2 de enero del 2008
La primera vez que vi una foto de Benazir Bhutto fue en la revista Vanidades. Era fines de los años 80 y ella, por una serie de extraños movimientos políticos, había devenido en primera ministra de Pakistán, a los 35 años de edad, en unas elecciones que sorprendieron a oriente y occidente. Por ser joven, muy bella, distinguida y elegante, y sobre todo, por ser la primera presidenta de un país de mayoría musulmana, y ella misma muy occidentalizada, las revistas femeninas periféricas, como la mencionada, la tenían entre sus mujeres líderes mundiales preferidas. Por supuesto, los gobiernos que ahora y siempre se han pretendido paladines de la democracia en tierra lejanas, también la preferían, y eso que su principal peldaño político fue la de ser heredera de un hombre que, a pesar de todo, no podría habérsele calificado como muy demócrata: su propio padre, Zulfikar Alí Bhutto.

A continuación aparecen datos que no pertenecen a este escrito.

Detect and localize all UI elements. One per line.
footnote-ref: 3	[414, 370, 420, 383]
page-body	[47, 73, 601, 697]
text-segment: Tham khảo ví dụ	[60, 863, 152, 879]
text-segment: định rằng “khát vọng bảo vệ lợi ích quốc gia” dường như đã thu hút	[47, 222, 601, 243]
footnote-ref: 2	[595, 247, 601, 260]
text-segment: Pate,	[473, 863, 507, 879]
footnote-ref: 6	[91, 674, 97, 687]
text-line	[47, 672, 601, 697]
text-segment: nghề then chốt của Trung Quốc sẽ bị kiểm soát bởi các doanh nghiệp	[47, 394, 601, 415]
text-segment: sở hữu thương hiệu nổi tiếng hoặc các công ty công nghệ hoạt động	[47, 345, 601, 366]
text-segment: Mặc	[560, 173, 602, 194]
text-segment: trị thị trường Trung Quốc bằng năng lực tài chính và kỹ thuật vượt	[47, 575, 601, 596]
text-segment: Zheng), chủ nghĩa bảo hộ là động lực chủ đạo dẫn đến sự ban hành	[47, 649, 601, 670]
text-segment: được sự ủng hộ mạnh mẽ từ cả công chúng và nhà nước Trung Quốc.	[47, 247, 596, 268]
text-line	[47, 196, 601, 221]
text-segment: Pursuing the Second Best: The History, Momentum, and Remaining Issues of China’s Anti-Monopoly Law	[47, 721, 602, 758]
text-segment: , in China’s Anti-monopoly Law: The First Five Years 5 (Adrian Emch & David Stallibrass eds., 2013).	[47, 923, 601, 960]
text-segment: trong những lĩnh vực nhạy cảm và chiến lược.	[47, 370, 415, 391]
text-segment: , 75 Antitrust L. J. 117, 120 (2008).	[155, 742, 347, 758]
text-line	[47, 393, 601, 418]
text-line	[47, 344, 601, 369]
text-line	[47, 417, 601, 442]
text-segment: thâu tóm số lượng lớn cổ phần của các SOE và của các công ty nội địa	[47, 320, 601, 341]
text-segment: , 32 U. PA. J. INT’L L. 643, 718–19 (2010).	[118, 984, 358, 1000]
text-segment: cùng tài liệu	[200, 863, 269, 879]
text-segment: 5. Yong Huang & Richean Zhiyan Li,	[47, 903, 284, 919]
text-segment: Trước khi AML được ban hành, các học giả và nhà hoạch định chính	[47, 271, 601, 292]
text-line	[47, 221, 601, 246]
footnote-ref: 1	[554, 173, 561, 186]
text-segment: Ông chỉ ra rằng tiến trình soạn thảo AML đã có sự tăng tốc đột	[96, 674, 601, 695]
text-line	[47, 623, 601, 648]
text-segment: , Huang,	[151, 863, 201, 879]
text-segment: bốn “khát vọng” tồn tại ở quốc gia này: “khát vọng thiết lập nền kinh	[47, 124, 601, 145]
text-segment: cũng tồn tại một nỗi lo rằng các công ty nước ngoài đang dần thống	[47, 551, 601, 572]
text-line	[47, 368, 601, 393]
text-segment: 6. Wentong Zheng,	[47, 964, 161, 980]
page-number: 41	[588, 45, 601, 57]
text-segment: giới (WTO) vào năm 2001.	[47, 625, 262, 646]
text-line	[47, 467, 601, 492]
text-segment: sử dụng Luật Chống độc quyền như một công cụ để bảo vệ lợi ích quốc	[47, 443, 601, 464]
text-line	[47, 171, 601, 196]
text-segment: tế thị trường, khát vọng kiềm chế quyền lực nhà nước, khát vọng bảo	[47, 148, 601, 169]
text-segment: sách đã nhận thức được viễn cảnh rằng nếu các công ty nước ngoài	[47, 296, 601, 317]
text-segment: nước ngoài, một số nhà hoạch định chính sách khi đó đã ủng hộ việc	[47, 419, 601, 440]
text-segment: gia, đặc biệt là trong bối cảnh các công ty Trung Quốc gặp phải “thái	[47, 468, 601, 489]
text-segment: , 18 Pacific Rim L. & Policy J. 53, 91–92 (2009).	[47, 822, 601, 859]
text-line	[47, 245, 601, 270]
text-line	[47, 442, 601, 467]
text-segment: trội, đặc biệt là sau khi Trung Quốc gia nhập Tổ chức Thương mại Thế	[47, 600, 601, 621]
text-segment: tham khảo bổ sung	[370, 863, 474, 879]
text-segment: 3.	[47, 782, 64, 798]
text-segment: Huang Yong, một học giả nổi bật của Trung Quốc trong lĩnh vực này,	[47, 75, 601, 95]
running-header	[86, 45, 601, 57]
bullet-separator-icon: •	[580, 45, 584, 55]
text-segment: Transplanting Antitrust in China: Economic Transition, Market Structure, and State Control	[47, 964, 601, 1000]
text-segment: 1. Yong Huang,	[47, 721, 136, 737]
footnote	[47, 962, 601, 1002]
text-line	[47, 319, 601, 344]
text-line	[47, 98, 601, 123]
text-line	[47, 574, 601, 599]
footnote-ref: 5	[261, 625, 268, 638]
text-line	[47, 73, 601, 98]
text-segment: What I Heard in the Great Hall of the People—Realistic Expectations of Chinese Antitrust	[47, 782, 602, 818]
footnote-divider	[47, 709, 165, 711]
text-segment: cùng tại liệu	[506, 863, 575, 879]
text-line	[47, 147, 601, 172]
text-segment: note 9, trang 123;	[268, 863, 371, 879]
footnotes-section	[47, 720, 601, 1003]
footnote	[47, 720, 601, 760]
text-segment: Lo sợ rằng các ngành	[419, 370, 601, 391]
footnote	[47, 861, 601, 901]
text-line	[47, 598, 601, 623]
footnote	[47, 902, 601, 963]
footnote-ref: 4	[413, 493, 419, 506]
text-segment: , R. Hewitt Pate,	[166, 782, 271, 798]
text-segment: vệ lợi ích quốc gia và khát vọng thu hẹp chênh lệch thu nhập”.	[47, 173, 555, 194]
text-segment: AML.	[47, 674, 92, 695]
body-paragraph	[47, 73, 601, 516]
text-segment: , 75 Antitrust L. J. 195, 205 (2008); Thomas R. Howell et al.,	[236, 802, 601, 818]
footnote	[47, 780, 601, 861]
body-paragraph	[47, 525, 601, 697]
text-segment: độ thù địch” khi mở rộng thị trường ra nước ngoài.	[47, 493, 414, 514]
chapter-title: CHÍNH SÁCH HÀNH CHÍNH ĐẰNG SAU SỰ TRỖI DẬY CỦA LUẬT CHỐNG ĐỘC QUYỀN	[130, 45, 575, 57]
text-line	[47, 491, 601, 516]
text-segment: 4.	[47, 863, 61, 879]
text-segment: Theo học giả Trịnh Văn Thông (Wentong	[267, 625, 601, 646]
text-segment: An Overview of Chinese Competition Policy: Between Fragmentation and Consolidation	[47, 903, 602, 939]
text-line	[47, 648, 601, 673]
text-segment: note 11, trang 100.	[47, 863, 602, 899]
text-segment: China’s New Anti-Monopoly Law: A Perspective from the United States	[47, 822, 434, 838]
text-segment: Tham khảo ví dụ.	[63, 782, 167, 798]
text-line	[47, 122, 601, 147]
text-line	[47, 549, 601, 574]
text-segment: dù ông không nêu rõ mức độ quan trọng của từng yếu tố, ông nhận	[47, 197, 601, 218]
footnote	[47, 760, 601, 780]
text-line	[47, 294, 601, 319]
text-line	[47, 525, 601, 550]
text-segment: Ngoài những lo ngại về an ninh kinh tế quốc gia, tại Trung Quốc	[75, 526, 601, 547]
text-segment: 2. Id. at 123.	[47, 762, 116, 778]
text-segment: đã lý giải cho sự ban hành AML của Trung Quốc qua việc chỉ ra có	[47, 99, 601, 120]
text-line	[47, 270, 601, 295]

En esos mismos años, y en esa misma revista, también se alababa la belleza y distinción de Dewi Sukarno, y se criticaba veladamente la huachafería de Imelda Marcos aunque un poco después no se dijera nada del ascetismo en el vestir de Corazón Aquino. Todas ellas, mujeres líderes de países complicados; algunas claramente del lado de "los buenos" y otras, más bien ahogadas por sus necesidades suntuosas y débiles ante lo que bushianamente podríamos llamar "el eje del mal". Para las modernas editoras de Vanidades los detalles políticos bien podían permanecer en el limbo de lo inexplicable, a ellas les interesaba resaltar que estas mujeres eran exóticas, políticas y elegantes. El resto eran matices que a las lectoras-de-la-peluquería, se supone, no les tendría por qué interesar.
Por eso mismo me entró la curiosidad, a pesar de los ruleros y la permanente. Y sobre todo porque de un tiempo a esa parte, un grupo de elite de intelectuales y escritores, tanto de la India como de países cercanos, tal es el caso de Pakistán, habían tomado por asalto universidades como Oxford y Cambridge, y además, los mejores premios literarios ingleses, como era el caso de Salman Rushdie y su novela Los hijos de la medianoche; Arundharti Roy y El dios de las pequeñas cosas, y sobre todo, el cuasi paisano de Bhutto, Hanif Kureishi, y su alucinante El buda de los suburbios, un fresco de las tensiones de la primera generación de "pakis" en Londres.
Bhutto formaba parte de esta generación y, a su vez, también era la representante máxima de estas tensiones. En su caso, las de una mujer criada en las mejores universidades occidentales, como Harvard y Oxford, con pretensiones políticas claras, sobre todo desde la muerte de su padre, y con la intención de mantener las tradiciones para poder limar asperezas y ser la presidenta de una nación islámica. Esta situación la llevo a tomar decisiones drásticas. De hecho, su propio matrimonio con el terrateniente Azif Alí Zardari, dentro de las más tradicionales costumbres islámicas, fue totalmente convenido para poder ser una mujer en el poder y, a su vez, dejar de ser sospechosa por núbil y para evitar que le achaquen "perversas costumbres occidentales" como enamorarse o algo parecido.
Estas tensiones fueron llevadas a su más sorprendente juego político cuando pactó con Pervez Musharraf para poder regresar a Pakistán en octubre de este año. Musharraf la indultó por los juicios de corrupción y el regreso, además de las pompas de ocasión, implicó la muerte de 140 personas. Bhutto estaba tentando a su suerte en exceso y, sin embargo, a pesar de todo lo que no conocemos de ella o de lo que se pueda sospechar, se ha convertido en una mártir. Su persistencia en la lucha contra el terrorismo integrista la convirtió en el primer blanco de muchos enemigos. Y del principal de todos: la estupidez política de pretender oprimir a través del miedo.